Generating JSON token-by-token means predicting characters without seeing the whole structure. Can't go back and fix. But writing code allows:
- Write a parser that handles edge cases explicitly
- Run the code and see actual output
- Debug based on concrete errors
- Iterate until the output matches expectations
The Tradeoffs
| Raw LLM | Code Execution | |
|---|---|---|
| Speed | Fast (single call) | Slow (iterations) |
| Cost | Cheaper per attempt | More expensive |
| Reliability | Brittle on edge cases | More deterministic |
| Failure mode | Silent (wrong data) | Loud (exceptions) |
| Self-correction | No | Yes |
What I'm Actually Seeing
Both agents share the same verification pipeline. The difference is how they get to the first draft.

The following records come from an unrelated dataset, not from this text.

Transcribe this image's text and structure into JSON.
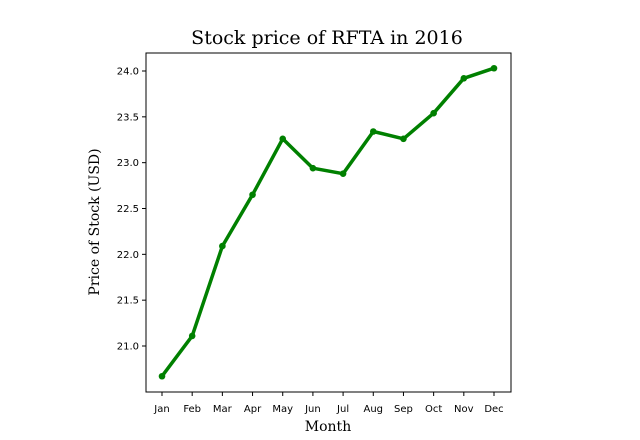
{
  "chart_data": {
    "type": "line",
    "title": "Stock price of RFTA in 2016",
    "xlabel": "Month",
    "ylabel": "Price of Stock (USD)",
    "categories": [
      "Jan",
      "Feb",
      "Mar",
      "Apr",
      "May",
      "Jun",
      "Jul",
      "Aug",
      "Sep",
      "Oct",
      "Nov",
      "Dec"
    ],
    "series": [
      {
        "values": [
          20.67,
          21.11,
          22.09,
          22.65,
          23.26,
          22.94,
          22.88,
          23.34,
          23.26,
          23.54,
          23.92,
          24.03
        ]
      }
    ],
    "yticks": [
      "21.0",
      "21.5",
      "22.0",
      "22.5",
      "23.0",
      "23.5",
      "24.0"
    ],
    "ylim": [
      20.55,
      24.2
    ],
    "grid": false,
    "colors": {
      "line": "#008000",
      "marker": "#008000"
    }
  }
}
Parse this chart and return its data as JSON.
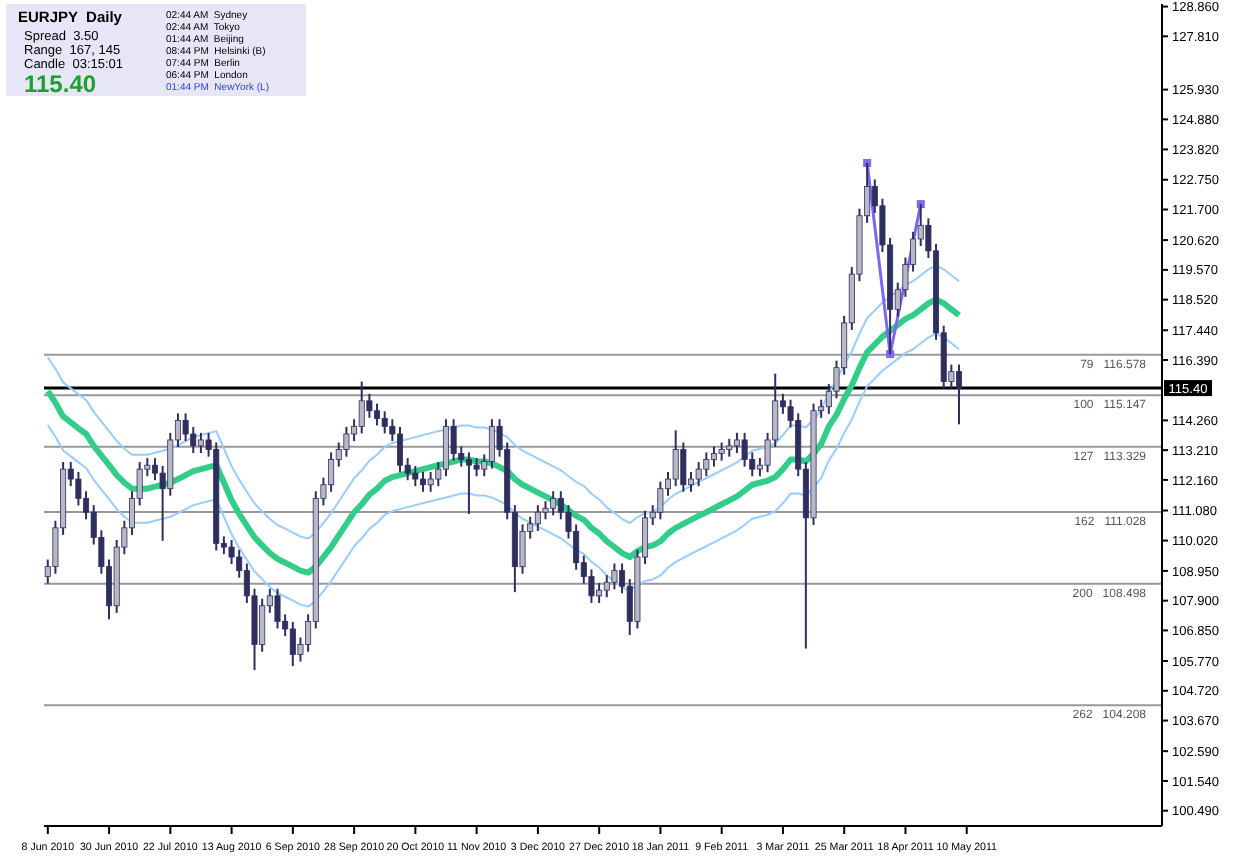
{
  "chart_data": {
    "type": "candlestick",
    "title": "EURJPY  Daily",
    "color": "#2f2f5f",
    "marker": "none",
    "annotations": [
      "Spread  3.50",
      "Range  167, 145",
      "Candle  03:15:01",
      "115.40",
      "02:44 AM  Sydney",
      "02:44 AM  Tokyo",
      "01:44 AM  Beijing",
      "08:44 PM  Helsinki (B)",
      "07:44 PM  Berlin",
      "06:44 PM  London",
      "01:44 PM  NewYork (L)"
    ],
    "categories": [
      "8 Jun 2010",
      null,
      null,
      null,
      null,
      null,
      null,
      null,
      "30 Jun 2010",
      null,
      null,
      null,
      null,
      null,
      null,
      null,
      "22 Jul 2010",
      null,
      null,
      null,
      null,
      null,
      null,
      null,
      "13 Aug 2010",
      null,
      null,
      null,
      null,
      null,
      null,
      null,
      "6 Sep 2010",
      null,
      null,
      null,
      null,
      null,
      null,
      null,
      "28 Sep 2010",
      null,
      null,
      null,
      null,
      null,
      null,
      null,
      "20 Oct 2010",
      null,
      null,
      null,
      null,
      null,
      null,
      null,
      "11 Nov 2010",
      null,
      null,
      null,
      null,
      null,
      null,
      null,
      "3 Dec 2010",
      null,
      null,
      null,
      null,
      null,
      null,
      null,
      "27 Dec 2010",
      null,
      null,
      null,
      null,
      null,
      null,
      null,
      "18 Jan 2011",
      null,
      null,
      null,
      null,
      null,
      null,
      null,
      "9 Feb 2011",
      null,
      null,
      null,
      null,
      null,
      null,
      null,
      "3 Mar 2011",
      null,
      null,
      null,
      null,
      null,
      null,
      null,
      "25 Mar 2011",
      null,
      null,
      null,
      null,
      null,
      null,
      null,
      "18 Apr 2011",
      null,
      null,
      null,
      null,
      null,
      null,
      null,
      "10 May 2011",
      null,
      null,
      null,
      null,
      null,
      null,
      null,
      null,
      null,
      null,
      null,
      null,
      null,
      null,
      null,
      null,
      null,
      null,
      null,
      null,
      null,
      null,
      null,
      null,
      null
    ],
    "ohlc": [
      [
        108.75,
        109.35,
        108.5,
        109.1
      ],
      [
        109.1,
        110.72,
        108.85,
        110.47
      ],
      [
        110.47,
        112.79,
        110.22,
        112.54
      ],
      [
        112.54,
        112.79,
        111.94,
        112.19
      ],
      [
        112.19,
        112.44,
        111.26,
        111.51
      ],
      [
        111.51,
        111.76,
        110.77,
        111.02
      ],
      [
        111.02,
        111.27,
        109.88,
        110.13
      ],
      [
        110.13,
        110.38,
        108.85,
        109.1
      ],
      [
        109.1,
        109.35,
        107.24,
        107.72
      ],
      [
        107.72,
        110.04,
        107.47,
        109.79
      ],
      [
        109.79,
        110.72,
        109.54,
        110.47
      ],
      [
        110.47,
        111.76,
        110.22,
        111.51
      ],
      [
        111.51,
        112.79,
        111.26,
        112.54
      ],
      [
        112.54,
        112.93,
        112.29,
        112.68
      ],
      [
        112.68,
        112.93,
        112.15,
        112.4
      ],
      [
        112.4,
        112.65,
        110.01,
        111.85
      ],
      [
        111.85,
        113.82,
        111.6,
        113.57
      ],
      [
        113.57,
        114.51,
        113.32,
        114.26
      ],
      [
        114.26,
        114.51,
        113.53,
        113.78
      ],
      [
        113.78,
        114.03,
        113.11,
        113.36
      ],
      [
        113.36,
        113.82,
        113.11,
        113.57
      ],
      [
        113.57,
        113.82,
        112.98,
        113.23
      ],
      [
        113.23,
        113.48,
        109.67,
        109.92
      ],
      [
        109.92,
        110.17,
        109.54,
        109.79
      ],
      [
        109.79,
        110.04,
        109.19,
        109.44
      ],
      [
        109.44,
        109.69,
        108.71,
        108.96
      ],
      [
        108.96,
        109.21,
        107.82,
        108.07
      ],
      [
        108.07,
        108.32,
        105.45,
        106.35
      ],
      [
        106.35,
        107.97,
        106.1,
        107.72
      ],
      [
        107.72,
        108.32,
        107.47,
        108.07
      ],
      [
        108.07,
        108.32,
        106.92,
        107.17
      ],
      [
        107.17,
        107.42,
        106.65,
        106.9
      ],
      [
        106.9,
        107.15,
        105.59,
        106.0
      ],
      [
        106.0,
        106.6,
        105.75,
        106.35
      ],
      [
        106.35,
        107.42,
        106.1,
        107.17
      ],
      [
        107.17,
        111.76,
        106.92,
        111.51
      ],
      [
        111.51,
        112.24,
        111.26,
        111.99
      ],
      [
        111.99,
        113.13,
        111.74,
        112.88
      ],
      [
        112.88,
        113.48,
        112.63,
        113.23
      ],
      [
        113.23,
        114.03,
        112.98,
        113.78
      ],
      [
        113.78,
        114.3,
        113.53,
        114.05
      ],
      [
        114.05,
        115.63,
        113.8,
        114.95
      ],
      [
        114.95,
        115.2,
        114.35,
        114.6
      ],
      [
        114.6,
        114.85,
        114.08,
        114.33
      ],
      [
        114.33,
        114.58,
        113.8,
        114.05
      ],
      [
        114.05,
        114.3,
        113.53,
        113.78
      ],
      [
        113.78,
        114.03,
        112.43,
        112.68
      ],
      [
        112.68,
        112.93,
        112.15,
        112.4
      ],
      [
        112.4,
        112.65,
        111.94,
        112.19
      ],
      [
        112.19,
        112.44,
        111.74,
        111.99
      ],
      [
        111.99,
        112.44,
        111.74,
        112.19
      ],
      [
        112.19,
        112.79,
        111.94,
        112.54
      ],
      [
        112.54,
        114.3,
        112.29,
        114.05
      ],
      [
        114.05,
        114.3,
        112.84,
        113.09
      ],
      [
        113.09,
        113.34,
        112.63,
        112.88
      ],
      [
        112.88,
        113.13,
        110.96,
        112.68
      ],
      [
        112.68,
        112.93,
        112.29,
        112.54
      ],
      [
        112.54,
        113.06,
        112.29,
        112.81
      ],
      [
        112.81,
        114.3,
        112.56,
        114.05
      ],
      [
        114.05,
        114.3,
        112.98,
        113.23
      ],
      [
        113.23,
        113.48,
        110.77,
        111.02
      ],
      [
        111.02,
        111.27,
        108.2,
        109.1
      ],
      [
        109.1,
        110.59,
        108.85,
        110.34
      ],
      [
        110.34,
        110.86,
        110.09,
        110.61
      ],
      [
        110.61,
        111.27,
        110.36,
        111.02
      ],
      [
        111.02,
        111.41,
        110.77,
        111.16
      ],
      [
        111.16,
        111.76,
        110.91,
        111.51
      ],
      [
        111.51,
        111.76,
        110.77,
        111.02
      ],
      [
        111.02,
        111.27,
        110.09,
        110.34
      ],
      [
        110.34,
        110.59,
        108.99,
        109.24
      ],
      [
        109.24,
        109.49,
        108.5,
        108.75
      ],
      [
        108.75,
        109.0,
        107.82,
        108.07
      ],
      [
        108.07,
        108.52,
        107.82,
        108.27
      ],
      [
        108.27,
        108.8,
        108.02,
        108.55
      ],
      [
        108.55,
        109.21,
        108.3,
        108.96
      ],
      [
        108.96,
        109.21,
        108.16,
        108.41
      ],
      [
        108.41,
        108.66,
        106.69,
        107.17
      ],
      [
        107.17,
        109.69,
        106.92,
        109.44
      ],
      [
        109.44,
        111.07,
        109.19,
        110.82
      ],
      [
        110.82,
        111.27,
        110.57,
        111.02
      ],
      [
        111.02,
        112.1,
        110.77,
        111.85
      ],
      [
        111.85,
        112.44,
        111.6,
        112.19
      ],
      [
        112.19,
        113.91,
        111.94,
        113.23
      ],
      [
        113.23,
        113.48,
        111.74,
        111.99
      ],
      [
        111.99,
        112.44,
        111.74,
        112.19
      ],
      [
        112.19,
        112.79,
        111.94,
        112.54
      ],
      [
        112.54,
        113.13,
        112.29,
        112.88
      ],
      [
        112.88,
        113.34,
        112.63,
        113.09
      ],
      [
        113.09,
        113.48,
        112.84,
        113.23
      ],
      [
        113.23,
        113.61,
        112.98,
        113.36
      ],
      [
        113.36,
        113.82,
        113.11,
        113.57
      ],
      [
        113.57,
        113.82,
        112.63,
        112.88
      ],
      [
        112.88,
        113.13,
        112.29,
        112.54
      ],
      [
        112.54,
        112.93,
        112.29,
        112.68
      ],
      [
        112.68,
        113.82,
        112.43,
        113.57
      ],
      [
        113.57,
        115.91,
        113.32,
        114.95
      ],
      [
        114.95,
        115.2,
        114.49,
        114.74
      ],
      [
        114.74,
        114.99,
        114.01,
        114.26
      ],
      [
        114.26,
        114.51,
        112.29,
        112.54
      ],
      [
        112.54,
        112.79,
        106.21,
        110.82
      ],
      [
        110.82,
        114.85,
        110.57,
        114.6
      ],
      [
        114.6,
        114.99,
        114.35,
        114.74
      ],
      [
        114.74,
        115.54,
        114.49,
        115.29
      ],
      [
        115.29,
        116.37,
        115.04,
        116.12
      ],
      [
        116.12,
        117.95,
        115.87,
        117.7
      ],
      [
        117.7,
        119.67,
        117.45,
        119.42
      ],
      [
        119.42,
        121.73,
        119.17,
        121.48
      ],
      [
        121.48,
        123.34,
        121.23,
        122.51
      ],
      [
        122.51,
        122.76,
        121.58,
        121.83
      ],
      [
        121.83,
        122.08,
        120.2,
        120.45
      ],
      [
        120.45,
        120.7,
        116.6,
        118.18
      ],
      [
        118.18,
        119.12,
        117.93,
        118.87
      ],
      [
        118.87,
        120.01,
        118.62,
        119.76
      ],
      [
        119.76,
        120.91,
        119.51,
        120.66
      ],
      [
        120.66,
        121.89,
        120.41,
        121.14
      ],
      [
        121.14,
        121.39,
        119.99,
        120.24
      ],
      [
        120.24,
        120.49,
        117.1,
        117.35
      ],
      [
        117.35,
        117.6,
        115.38,
        115.63
      ],
      [
        115.63,
        116.23,
        115.38,
        115.98
      ],
      [
        115.98,
        116.23,
        114.12,
        115.4
      ],
      null,
      null,
      null,
      null,
      null,
      null,
      null,
      null,
      null,
      null,
      null,
      null,
      null,
      null,
      null,
      null,
      null,
      null,
      null,
      null,
      null,
      null,
      null,
      null,
      null,
      null
    ],
    "series": [
      {
        "type": "line",
        "color": "#99ccff",
        "values": [
          116.49,
          116.08,
          115.6,
          115.39,
          115.18,
          114.98,
          114.56,
          114.22,
          113.88,
          113.53,
          113.26,
          113.05,
          113.05,
          113.05,
          113.12,
          113.19,
          113.26,
          113.39,
          113.53,
          113.67,
          113.74,
          113.81,
          113.88,
          113.26,
          112.64,
          112.16,
          111.74,
          111.33,
          111.05,
          110.78,
          110.57,
          110.44,
          110.3,
          110.16,
          110.09,
          110.3,
          110.64,
          110.99,
          111.4,
          111.81,
          112.22,
          112.5,
          112.84,
          113.05,
          113.33,
          113.46,
          113.53,
          113.6,
          113.67,
          113.74,
          113.81,
          113.88,
          113.94,
          114.01,
          114.08,
          114.08,
          114.01,
          114.01,
          113.94,
          113.81,
          113.67,
          113.39,
          113.19,
          113.05,
          112.91,
          112.78,
          112.64,
          112.5,
          112.29,
          112.09,
          111.95,
          111.67,
          111.47,
          111.19,
          110.99,
          110.78,
          110.64,
          110.85,
          110.99,
          111.05,
          111.19,
          111.47,
          111.67,
          111.81,
          111.95,
          112.09,
          112.22,
          112.36,
          112.5,
          112.64,
          112.78,
          112.98,
          113.19,
          113.26,
          113.33,
          113.46,
          113.74,
          114.08,
          114.08,
          114.01,
          114.29,
          114.63,
          115.25,
          115.66,
          116.22,
          116.7,
          117.32,
          117.87,
          118.14,
          118.42,
          118.62,
          118.83,
          119.04,
          119.17,
          119.38,
          119.59,
          119.72,
          119.59,
          119.38,
          119.17,
          null,
          null,
          null,
          null,
          null,
          null,
          null,
          null,
          null,
          null,
          null,
          null,
          null,
          null,
          null,
          null,
          null,
          null,
          null,
          null,
          null,
          null,
          null,
          null,
          null,
          null
        ]
      },
      {
        "type": "line",
        "color": "#33cc88",
        "values": [
          115.29,
          114.88,
          114.4,
          114.19,
          113.98,
          113.78,
          113.36,
          113.02,
          112.68,
          112.33,
          112.06,
          111.85,
          111.85,
          111.85,
          111.92,
          111.99,
          112.06,
          112.19,
          112.33,
          112.47,
          112.54,
          112.61,
          112.68,
          112.06,
          111.44,
          110.96,
          110.54,
          110.13,
          109.85,
          109.58,
          109.37,
          109.24,
          109.1,
          108.96,
          108.89,
          109.1,
          109.44,
          109.79,
          110.2,
          110.61,
          111.02,
          111.3,
          111.64,
          111.85,
          112.13,
          112.26,
          112.33,
          112.4,
          112.47,
          112.54,
          112.61,
          112.68,
          112.74,
          112.81,
          112.88,
          112.88,
          112.81,
          112.81,
          112.74,
          112.61,
          112.47,
          112.19,
          111.99,
          111.85,
          111.71,
          111.58,
          111.44,
          111.3,
          111.09,
          110.89,
          110.75,
          110.47,
          110.27,
          109.99,
          109.79,
          109.58,
          109.44,
          109.65,
          109.79,
          109.85,
          109.99,
          110.27,
          110.47,
          110.61,
          110.75,
          110.89,
          111.02,
          111.16,
          111.3,
          111.44,
          111.58,
          111.78,
          111.99,
          112.06,
          112.13,
          112.26,
          112.54,
          112.88,
          112.88,
          112.81,
          113.09,
          113.43,
          114.05,
          114.46,
          115.02,
          115.5,
          116.12,
          116.67,
          116.94,
          117.22,
          117.42,
          117.63,
          117.84,
          117.97,
          118.18,
          118.39,
          118.52,
          118.39,
          118.18,
          117.97,
          null,
          null,
          null,
          null,
          null,
          null,
          null,
          null,
          null,
          null,
          null,
          null,
          null,
          null,
          null,
          null,
          null,
          null,
          null,
          null,
          null,
          null,
          null,
          null,
          null,
          null
        ]
      },
      {
        "type": "line",
        "color": "#99ccff",
        "values": [
          114.09,
          113.68,
          113.2,
          112.99,
          112.78,
          112.58,
          112.16,
          111.82,
          111.48,
          111.13,
          110.86,
          110.65,
          110.65,
          110.65,
          110.72,
          110.79,
          110.86,
          110.99,
          111.13,
          111.27,
          111.34,
          111.41,
          111.48,
          110.86,
          110.24,
          109.76,
          109.34,
          108.93,
          108.65,
          108.38,
          108.17,
          108.04,
          107.9,
          107.76,
          107.69,
          107.9,
          108.24,
          108.59,
          109.0,
          109.41,
          109.82,
          110.1,
          110.44,
          110.65,
          110.93,
          111.06,
          111.13,
          111.2,
          111.27,
          111.34,
          111.41,
          111.48,
          111.54,
          111.61,
          111.68,
          111.68,
          111.61,
          111.61,
          111.54,
          111.41,
          111.27,
          110.99,
          110.79,
          110.65,
          110.51,
          110.38,
          110.24,
          110.1,
          109.89,
          109.69,
          109.55,
          109.27,
          109.07,
          108.79,
          108.59,
          108.38,
          108.24,
          108.45,
          108.59,
          108.65,
          108.79,
          109.07,
          109.27,
          109.41,
          109.55,
          109.69,
          109.82,
          109.96,
          110.1,
          110.24,
          110.38,
          110.58,
          110.79,
          110.86,
          110.93,
          111.06,
          111.34,
          111.68,
          111.68,
          111.61,
          111.89,
          112.23,
          112.85,
          113.26,
          113.82,
          114.3,
          114.92,
          115.47,
          115.74,
          116.02,
          116.22,
          116.43,
          116.64,
          116.77,
          116.98,
          117.19,
          117.32,
          117.19,
          116.98,
          116.77,
          null,
          null,
          null,
          null,
          null,
          null,
          null,
          null,
          null,
          null,
          null,
          null,
          null,
          null,
          null,
          null,
          null,
          null,
          null,
          null,
          null,
          null,
          null,
          null,
          null,
          null
        ]
      },
      {
        "type": "line",
        "color": "#7b68ee",
        "marker": "square",
        "values": [
          null,
          null,
          null,
          null,
          null,
          null,
          null,
          null,
          null,
          null,
          null,
          null,
          null,
          null,
          null,
          null,
          null,
          null,
          null,
          null,
          null,
          null,
          null,
          null,
          null,
          null,
          null,
          null,
          null,
          null,
          null,
          null,
          null,
          null,
          null,
          null,
          null,
          null,
          null,
          null,
          null,
          null,
          null,
          null,
          null,
          null,
          null,
          null,
          null,
          null,
          null,
          null,
          null,
          null,
          null,
          null,
          null,
          null,
          null,
          null,
          null,
          null,
          null,
          null,
          null,
          null,
          null,
          null,
          null,
          null,
          null,
          null,
          null,
          null,
          null,
          null,
          null,
          null,
          null,
          null,
          null,
          null,
          null,
          null,
          null,
          null,
          null,
          null,
          null,
          null,
          null,
          null,
          null,
          null,
          null,
          null,
          null,
          null,
          null,
          null,
          null,
          null,
          null,
          null,
          null,
          null,
          null,
          123.34,
          null,
          null,
          116.6,
          null,
          null,
          null,
          121.89,
          null,
          null,
          null,
          null,
          null,
          null,
          null,
          null,
          null,
          null,
          null,
          null,
          null,
          null,
          null,
          null,
          null,
          null,
          null,
          null,
          null,
          null,
          null,
          null,
          null,
          null,
          null,
          null,
          null,
          null,
          null
        ]
      }
    ],
    "ref_lines": [
      {
        "axis": "y",
        "value": 115.4,
        "label": "115.40",
        "color": "#000000"
      },
      {
        "axis": "y",
        "value": 116.578,
        "label": "79   116.578",
        "color": "#999999"
      },
      {
        "axis": "y",
        "value": 115.147,
        "label": "100   115.147",
        "color": "#999999"
      },
      {
        "axis": "y",
        "value": 113.329,
        "label": "127   113.329",
        "color": "#999999"
      },
      {
        "axis": "y",
        "value": 111.028,
        "label": "162   111.028",
        "color": "#999999"
      },
      {
        "axis": "y",
        "value": 108.498,
        "label": "200   108.498",
        "color": "#999999"
      },
      {
        "axis": "y",
        "value": 104.208,
        "label": "262   104.208",
        "color": "#999999"
      }
    ],
    "ylim": [
      99.95,
      128.95
    ],
    "yticks": [
      {
        "value": 128.86,
        "label": "128.860"
      },
      {
        "value": 127.81,
        "label": "127.810"
      },
      {
        "value": 125.93,
        "label": "125.930"
      },
      {
        "value": 124.88,
        "label": "124.880"
      },
      {
        "value": 123.82,
        "label": "123.820"
      },
      {
        "value": 122.75,
        "label": "122.750"
      },
      {
        "value": 121.7,
        "label": "121.700"
      },
      {
        "value": 120.62,
        "label": "120.620"
      },
      {
        "value": 119.57,
        "label": "119.570"
      },
      {
        "value": 118.52,
        "label": "118.520"
      },
      {
        "value": 117.44,
        "label": "117.440"
      },
      {
        "value": 116.39,
        "label": "116.390"
      },
      {
        "value": 114.26,
        "label": "114.260"
      },
      {
        "value": 113.21,
        "label": "113.210"
      },
      {
        "value": 112.16,
        "label": "112.160"
      },
      {
        "value": 111.08,
        "label": "111.080"
      },
      {
        "value": 110.02,
        "label": "110.020"
      },
      {
        "value": 108.95,
        "label": "108.950"
      },
      {
        "value": 107.9,
        "label": "107.900"
      },
      {
        "value": 106.85,
        "label": "106.850"
      },
      {
        "value": 105.77,
        "label": "105.770"
      },
      {
        "value": 104.72,
        "label": "104.720"
      },
      {
        "value": 103.67,
        "label": "103.670"
      },
      {
        "value": 102.59,
        "label": "102.590"
      },
      {
        "value": 101.54,
        "label": "101.540"
      },
      {
        "value": 100.49,
        "label": "100.490"
      }
    ]
  }
}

Code execution feels more robust. Failures are understandable (PDF library can't handle format). Raw LLM failures are mysterious (why truncate that memo?).
But code execution is more complex. More API calls, more state, more orchestration failure modes.
The Bigger Picture
Maps to a broader pattern. Terminal computer use excitement isn't just bash access - it's letting models write and execute code as a thinking tool.
- Give every agent run an associated container runtime
- Give said agent tools: read file, edit file, run bash command
- Let the agent go wild - chaining tools, generating code JIT
Agent-directed loops + terminal + coding agent = broad coverage. Models have enormous skill collections in distribution.
For structured extraction: trust the model to output correct JSON directly, or trust it to write correct code that outputs JSON?
Betting on the latter. Models are better at recognizing correct output than producing it directly. Code execution lets them iterate toward correctness.
The Punchline
Both approaches use the same verification harness:
agent_pattern do
steps initial: :idle do
step :parsing, Accounting::Steps::ParsingStep # or CodeExecutionParsingStep
step :reconciling, Accounting::Steps::ReconcileStep
step :verifying, Accounting::Steps::VerifyStep
step :done
end
end
Philosophical difference: "model is smart enough to get it right" vs. "model is smart enough to write code that gets it right."
Lack of 9's propagates through longer trajectories. Verify rigorously. Question is whether you verify model output or model code output.
Don't know which wins yet. Know which one lets me sleep better.